Ricordiamo però che paradossalmente Zahir Muhsein, legato alla fazione baathista filo-siriana dell’OLP tra il 1971 e il 1979, affermava che non esisteva alcun “popolo palestinese”, e che non appena Israele avesse consentito la creazione di uno Stato della Palestina vero e proprio, esso si sarebbe abbattuto sugli ebrei per privarli della loro terra e cederne la sovranità alla grande Giordania.
Di qui si capisce perché Hamas non intende accedere alla soluzione dei due Stati che lo priverebbero di ragion d’essere.
Oggi in Iraq Sistani ha seguaci che combattono in milizie formate, allorché lanciò un appello non settario per contrastare l’ISIS. E in seguito egli ha incoraggiato le milizie sciite a unirsi alle forze di sicurezza del governo centrale iracheno piuttosto che operare sotto l’ombrello organizzativo iraniano. A differenza delle milizie pro-Sistani, molte delle fazioni vicine a Khamenei sono determinate a tenersi le mani libere per condurre le guerre per procura iraniane in tutto il Medio Oriente.
E qui si chiude il cerchio. Con la scomparsa “in elicottero” di circa un mese fa, le Guardie rivoluzionarie hanno mandato un segnale, un pizzino, alle autorità religiose sia in Iraq che in Iran. E l’età avanzata di Sistani, oltre i 90 anni, rende Najaf e la sua “cattedra” un obiettivo primario per i decisori politici di Tehran.

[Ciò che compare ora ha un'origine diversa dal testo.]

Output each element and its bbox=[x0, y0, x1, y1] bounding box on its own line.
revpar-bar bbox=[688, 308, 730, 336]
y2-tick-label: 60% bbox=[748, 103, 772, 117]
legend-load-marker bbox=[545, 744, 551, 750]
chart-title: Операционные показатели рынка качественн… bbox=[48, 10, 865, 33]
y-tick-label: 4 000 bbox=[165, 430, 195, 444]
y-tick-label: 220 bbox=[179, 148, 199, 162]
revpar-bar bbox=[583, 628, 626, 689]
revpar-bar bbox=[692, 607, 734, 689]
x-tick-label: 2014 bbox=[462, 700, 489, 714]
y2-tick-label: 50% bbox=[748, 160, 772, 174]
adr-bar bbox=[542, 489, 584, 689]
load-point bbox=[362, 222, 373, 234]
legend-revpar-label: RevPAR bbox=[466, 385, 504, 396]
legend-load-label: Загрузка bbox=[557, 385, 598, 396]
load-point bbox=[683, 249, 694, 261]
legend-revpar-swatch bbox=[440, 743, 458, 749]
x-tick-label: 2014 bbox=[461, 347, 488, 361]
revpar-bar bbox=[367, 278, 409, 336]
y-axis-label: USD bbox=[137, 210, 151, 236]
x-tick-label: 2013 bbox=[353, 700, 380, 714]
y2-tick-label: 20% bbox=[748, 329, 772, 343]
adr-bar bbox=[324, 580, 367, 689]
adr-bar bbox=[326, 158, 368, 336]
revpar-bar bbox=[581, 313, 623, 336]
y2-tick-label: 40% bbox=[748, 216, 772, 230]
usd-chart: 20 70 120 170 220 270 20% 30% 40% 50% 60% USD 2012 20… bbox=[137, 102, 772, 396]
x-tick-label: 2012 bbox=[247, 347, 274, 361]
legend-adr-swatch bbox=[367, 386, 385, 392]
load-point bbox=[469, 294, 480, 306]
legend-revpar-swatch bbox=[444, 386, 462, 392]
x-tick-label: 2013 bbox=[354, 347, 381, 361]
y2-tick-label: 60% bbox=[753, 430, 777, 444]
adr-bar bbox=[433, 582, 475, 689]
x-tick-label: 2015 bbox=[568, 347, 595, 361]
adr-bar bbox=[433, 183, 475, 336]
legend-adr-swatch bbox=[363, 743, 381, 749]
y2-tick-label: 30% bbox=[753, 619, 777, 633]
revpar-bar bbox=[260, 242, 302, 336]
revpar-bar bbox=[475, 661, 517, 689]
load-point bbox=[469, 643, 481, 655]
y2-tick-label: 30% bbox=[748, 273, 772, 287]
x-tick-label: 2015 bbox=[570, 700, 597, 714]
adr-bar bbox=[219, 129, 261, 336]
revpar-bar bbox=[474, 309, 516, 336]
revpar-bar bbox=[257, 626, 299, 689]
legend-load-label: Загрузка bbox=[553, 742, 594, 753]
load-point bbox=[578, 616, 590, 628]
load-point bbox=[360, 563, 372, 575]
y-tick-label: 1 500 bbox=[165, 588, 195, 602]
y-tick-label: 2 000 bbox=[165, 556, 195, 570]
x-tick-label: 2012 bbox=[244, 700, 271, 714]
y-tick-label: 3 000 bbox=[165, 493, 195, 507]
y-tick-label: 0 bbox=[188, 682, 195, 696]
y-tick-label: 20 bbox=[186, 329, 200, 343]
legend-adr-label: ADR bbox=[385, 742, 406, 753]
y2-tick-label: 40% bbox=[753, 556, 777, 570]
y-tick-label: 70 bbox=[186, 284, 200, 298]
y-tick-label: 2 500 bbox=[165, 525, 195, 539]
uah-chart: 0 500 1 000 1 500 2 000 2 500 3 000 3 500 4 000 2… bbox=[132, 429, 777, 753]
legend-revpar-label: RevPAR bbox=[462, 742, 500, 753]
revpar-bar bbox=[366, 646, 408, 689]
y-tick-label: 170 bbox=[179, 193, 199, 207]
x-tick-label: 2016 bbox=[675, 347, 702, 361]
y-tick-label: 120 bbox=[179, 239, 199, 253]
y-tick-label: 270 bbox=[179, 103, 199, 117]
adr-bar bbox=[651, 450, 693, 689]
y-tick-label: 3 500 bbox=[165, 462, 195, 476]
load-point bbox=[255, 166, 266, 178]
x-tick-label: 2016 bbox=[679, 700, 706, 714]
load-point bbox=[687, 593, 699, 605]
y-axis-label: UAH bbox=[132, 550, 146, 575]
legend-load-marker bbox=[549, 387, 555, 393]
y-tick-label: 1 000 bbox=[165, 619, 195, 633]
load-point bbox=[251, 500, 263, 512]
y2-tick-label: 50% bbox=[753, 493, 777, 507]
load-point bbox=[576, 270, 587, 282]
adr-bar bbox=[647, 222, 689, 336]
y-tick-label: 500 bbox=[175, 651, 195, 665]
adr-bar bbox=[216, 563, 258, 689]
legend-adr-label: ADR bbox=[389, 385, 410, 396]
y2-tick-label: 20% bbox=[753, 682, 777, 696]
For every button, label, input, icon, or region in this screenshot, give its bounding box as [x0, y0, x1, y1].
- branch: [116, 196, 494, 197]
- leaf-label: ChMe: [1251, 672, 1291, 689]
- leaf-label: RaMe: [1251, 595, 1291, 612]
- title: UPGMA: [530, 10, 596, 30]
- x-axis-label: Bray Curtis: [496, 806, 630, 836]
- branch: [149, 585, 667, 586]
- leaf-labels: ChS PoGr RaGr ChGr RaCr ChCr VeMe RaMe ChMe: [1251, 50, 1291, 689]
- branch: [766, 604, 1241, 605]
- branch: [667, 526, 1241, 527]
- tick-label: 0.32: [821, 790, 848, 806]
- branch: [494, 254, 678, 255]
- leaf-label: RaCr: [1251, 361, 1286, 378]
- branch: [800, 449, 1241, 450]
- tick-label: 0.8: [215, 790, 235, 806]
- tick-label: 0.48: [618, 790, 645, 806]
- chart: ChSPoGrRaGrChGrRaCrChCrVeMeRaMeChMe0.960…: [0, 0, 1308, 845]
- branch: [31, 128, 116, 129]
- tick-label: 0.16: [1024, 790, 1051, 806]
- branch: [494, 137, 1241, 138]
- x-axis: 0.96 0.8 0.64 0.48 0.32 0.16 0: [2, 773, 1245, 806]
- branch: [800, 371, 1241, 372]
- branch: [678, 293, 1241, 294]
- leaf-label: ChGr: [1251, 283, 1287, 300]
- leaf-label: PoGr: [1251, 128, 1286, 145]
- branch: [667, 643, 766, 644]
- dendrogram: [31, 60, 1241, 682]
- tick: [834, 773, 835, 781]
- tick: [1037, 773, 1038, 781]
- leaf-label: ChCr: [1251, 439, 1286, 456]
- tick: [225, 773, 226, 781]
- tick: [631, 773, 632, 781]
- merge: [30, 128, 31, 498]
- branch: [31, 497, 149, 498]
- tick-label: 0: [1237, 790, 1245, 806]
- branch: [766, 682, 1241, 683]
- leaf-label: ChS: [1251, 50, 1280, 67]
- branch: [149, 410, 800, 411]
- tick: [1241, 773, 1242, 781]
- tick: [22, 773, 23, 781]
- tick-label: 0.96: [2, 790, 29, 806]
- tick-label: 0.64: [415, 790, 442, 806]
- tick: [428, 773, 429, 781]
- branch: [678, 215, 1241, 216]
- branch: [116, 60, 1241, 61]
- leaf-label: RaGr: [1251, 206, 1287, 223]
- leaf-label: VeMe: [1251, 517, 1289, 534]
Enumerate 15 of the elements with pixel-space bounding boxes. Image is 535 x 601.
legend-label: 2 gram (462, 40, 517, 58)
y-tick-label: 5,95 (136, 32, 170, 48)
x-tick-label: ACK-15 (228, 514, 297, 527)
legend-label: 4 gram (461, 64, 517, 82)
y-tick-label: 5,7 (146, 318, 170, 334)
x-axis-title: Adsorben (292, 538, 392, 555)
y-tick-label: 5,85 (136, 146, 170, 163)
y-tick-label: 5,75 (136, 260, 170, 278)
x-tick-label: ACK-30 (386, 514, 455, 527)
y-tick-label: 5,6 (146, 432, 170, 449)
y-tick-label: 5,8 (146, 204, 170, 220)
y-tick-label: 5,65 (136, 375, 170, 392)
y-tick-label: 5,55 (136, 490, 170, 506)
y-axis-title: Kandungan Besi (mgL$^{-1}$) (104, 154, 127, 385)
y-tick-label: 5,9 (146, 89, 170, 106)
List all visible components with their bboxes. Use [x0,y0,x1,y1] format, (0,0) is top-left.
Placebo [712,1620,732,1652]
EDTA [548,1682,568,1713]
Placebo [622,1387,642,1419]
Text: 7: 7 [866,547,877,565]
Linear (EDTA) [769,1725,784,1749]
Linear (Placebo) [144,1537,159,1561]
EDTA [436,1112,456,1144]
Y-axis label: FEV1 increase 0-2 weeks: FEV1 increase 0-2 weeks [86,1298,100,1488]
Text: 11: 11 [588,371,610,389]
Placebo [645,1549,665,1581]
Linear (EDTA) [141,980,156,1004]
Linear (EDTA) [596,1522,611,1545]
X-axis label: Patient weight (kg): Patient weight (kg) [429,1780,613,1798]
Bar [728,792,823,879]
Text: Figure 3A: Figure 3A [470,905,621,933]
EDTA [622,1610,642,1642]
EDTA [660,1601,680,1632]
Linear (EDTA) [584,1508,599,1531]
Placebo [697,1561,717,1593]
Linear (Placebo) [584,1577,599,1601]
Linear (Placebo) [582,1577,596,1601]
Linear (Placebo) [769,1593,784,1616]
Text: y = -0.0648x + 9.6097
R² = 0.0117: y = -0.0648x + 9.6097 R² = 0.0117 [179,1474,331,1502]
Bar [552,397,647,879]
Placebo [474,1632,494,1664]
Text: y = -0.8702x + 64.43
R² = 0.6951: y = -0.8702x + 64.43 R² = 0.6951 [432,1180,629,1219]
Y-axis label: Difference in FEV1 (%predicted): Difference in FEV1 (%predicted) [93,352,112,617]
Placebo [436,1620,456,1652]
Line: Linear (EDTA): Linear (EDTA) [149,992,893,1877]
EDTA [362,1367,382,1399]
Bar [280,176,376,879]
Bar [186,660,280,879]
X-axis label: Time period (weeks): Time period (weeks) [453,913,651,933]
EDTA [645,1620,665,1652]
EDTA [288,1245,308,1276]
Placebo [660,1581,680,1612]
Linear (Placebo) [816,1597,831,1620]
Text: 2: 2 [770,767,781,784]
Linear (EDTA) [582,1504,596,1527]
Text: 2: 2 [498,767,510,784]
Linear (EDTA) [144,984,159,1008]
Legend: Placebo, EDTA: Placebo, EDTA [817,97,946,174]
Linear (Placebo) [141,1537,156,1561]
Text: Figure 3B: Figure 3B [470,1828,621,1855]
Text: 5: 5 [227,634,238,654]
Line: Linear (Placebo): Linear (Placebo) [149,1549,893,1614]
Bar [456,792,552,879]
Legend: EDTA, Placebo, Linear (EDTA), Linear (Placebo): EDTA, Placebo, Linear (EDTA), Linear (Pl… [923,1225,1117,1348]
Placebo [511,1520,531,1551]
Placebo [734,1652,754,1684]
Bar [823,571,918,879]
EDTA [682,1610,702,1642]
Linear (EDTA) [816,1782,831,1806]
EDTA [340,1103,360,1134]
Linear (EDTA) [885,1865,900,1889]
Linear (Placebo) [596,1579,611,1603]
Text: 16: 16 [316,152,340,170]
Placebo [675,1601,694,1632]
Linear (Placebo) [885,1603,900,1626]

Sistani è un problema relativo per l’Iran proprio per le sfide che pone alla sua cultura strategica. Ma se l’approccio di Sistani alla politica dovesse avere la meglio (scenario ipotetico), l’Iran avrebbe gravi problemi in termini di reclutamento e di legittimazione.
Da ultimo si registra in Iraq la figura di Muqtada al-Sadr che è il leader di un’altra fazione sciita il quale, benché aderisca alla dottrina di Khomeini, sottolinea maggiormente il nazionalismo arabo. Quindi nonostante l’ingresso liscio dell’Iran lungo i gangli della popolazione sciita irachena, Teheran non è stata in grado di consolidare e unificare la società irachena così come Hezbollah è riuscito a fare in Libano.
Arduo fare pronostici ma stando così le cose il sentiero dell’Iran sarà quello dell’iper-politicizzazione e del fatto religioso, con la variante sciita duodecima, relegato nel ripostiglio delle idee desuete. Che fanno più male, perché non intese da chi si trova a viverle e ne viene manovrato.